Jamais Te fecharei nas cadeias da sumptuosidade que dá lustro ao meu poder, o dourado dos zimbórios ou dos minaretes que servem vaidades, arquitéctónicos troféus de guerras falsamente feitas em Teu nome, as cruzadas vãs de quem te “embrulha” em humanas condições.
Jamais Te disfarçarei com as vestes da ilusão dourada de qualquer barroca moral que sirva os meus interesses e convicções; a moral que repele e confunde Pai com juiz, acolhimento com condenação, e confunde amor com a pérfida e triste submissão.
Mas falo contigo, rezo-Te na mudez das palavras e das fórmulas, aquela que faz aforar e cantar os gestos e as atitudes, rezo nos beijos e nas palavras que dou aos que passam pelo tempo e pelo meu espaço, canto-Te glórias quando celebro a liberdade, quando afogo a hipocrisia e vivo na festa de ser eu, tal qual me criasTe.
Comungo-Te no pão das searas que o vento beijou e o Homem ceifou sob o calor de Julho, na fruta madura, no vinho que pelo sol tomou de Ti a alegria na encosta que beija o rio, no sal do sabor que colho dos mares que o dia tinge de azul.
E nas águas límpidas e frescas das ribeiras, quando me dispo de pudores e iniquidade, tomo de Ti a força de quem renasce para a vida que importa.
Há uma profecia de liberdade nas asas soltas das gaivotas rasgando o céu das minhas tardes, uma profecia de paz na música do vento varrendo as árvores e o silêncio do campo ao meio dia, uma infinita premonição de vida no eco doce da palavra amor solta pela pessoa mais bonita do universo e que Tu sentaste ao meu lado pela via do coração.
Mas há uma realidade de indisfarçável dor tal e qual as cruzes erguidas nas tardes de tormenta do calvário, uma dor que cruzou milénios e que persiste na gente escravizada e explorada, no Homem faminto que come do lixo, na vítima de perseguição pelo que pensa e pelo que é, nas crianças que correm descalças sobre o chão duro semeado pelos senhores da guerra, na iliteracia, no Homem discriminado, no velho que morre sozinho, na floresta que arde nas chaminés dos interesses, no cão apedrejado…

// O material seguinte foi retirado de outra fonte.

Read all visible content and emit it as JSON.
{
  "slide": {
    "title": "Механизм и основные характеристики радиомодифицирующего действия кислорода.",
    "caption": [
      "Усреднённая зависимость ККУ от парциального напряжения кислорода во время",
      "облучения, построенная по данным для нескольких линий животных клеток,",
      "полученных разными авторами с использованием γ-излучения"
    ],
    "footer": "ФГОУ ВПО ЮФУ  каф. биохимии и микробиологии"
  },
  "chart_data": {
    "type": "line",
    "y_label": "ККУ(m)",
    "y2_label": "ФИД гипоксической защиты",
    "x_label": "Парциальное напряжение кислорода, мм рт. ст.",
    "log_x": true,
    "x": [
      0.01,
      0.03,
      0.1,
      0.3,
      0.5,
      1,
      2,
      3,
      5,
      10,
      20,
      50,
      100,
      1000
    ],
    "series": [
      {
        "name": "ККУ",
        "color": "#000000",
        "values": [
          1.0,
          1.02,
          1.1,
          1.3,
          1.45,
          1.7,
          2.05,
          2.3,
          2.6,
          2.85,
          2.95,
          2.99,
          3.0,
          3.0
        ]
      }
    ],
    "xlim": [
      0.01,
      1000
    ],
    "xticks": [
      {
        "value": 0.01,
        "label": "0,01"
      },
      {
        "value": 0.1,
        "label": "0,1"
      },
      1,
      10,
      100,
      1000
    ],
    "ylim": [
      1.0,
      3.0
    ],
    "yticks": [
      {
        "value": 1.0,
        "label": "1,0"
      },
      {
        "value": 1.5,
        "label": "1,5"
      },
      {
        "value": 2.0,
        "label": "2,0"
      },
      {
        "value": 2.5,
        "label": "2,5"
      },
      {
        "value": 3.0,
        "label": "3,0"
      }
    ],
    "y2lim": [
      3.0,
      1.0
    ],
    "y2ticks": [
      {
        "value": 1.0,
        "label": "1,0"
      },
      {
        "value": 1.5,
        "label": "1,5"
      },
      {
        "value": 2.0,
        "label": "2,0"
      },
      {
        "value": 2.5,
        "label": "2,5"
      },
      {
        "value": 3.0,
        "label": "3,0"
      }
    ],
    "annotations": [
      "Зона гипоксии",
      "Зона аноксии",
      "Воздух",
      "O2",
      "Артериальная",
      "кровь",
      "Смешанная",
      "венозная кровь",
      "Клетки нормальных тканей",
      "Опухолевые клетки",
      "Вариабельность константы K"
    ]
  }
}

Mas eu vejo-Te e sinto-Te nas profecias doces que por ti inundaram todas as horas…
E deixo que a minha esperança tenha laivos de aleluia como em Jerusalém numa manhã de primavera.
Jamais Te darei nome… pela fé chamar-Te-ei apenas vida, muito mais que Deus.
E o Teu rosto… é o rosto que anda nas vidas de toda a gente.      

(“Um mês A GOSTO” / Dia 14 / Tema proposto por Álvaro Coelho)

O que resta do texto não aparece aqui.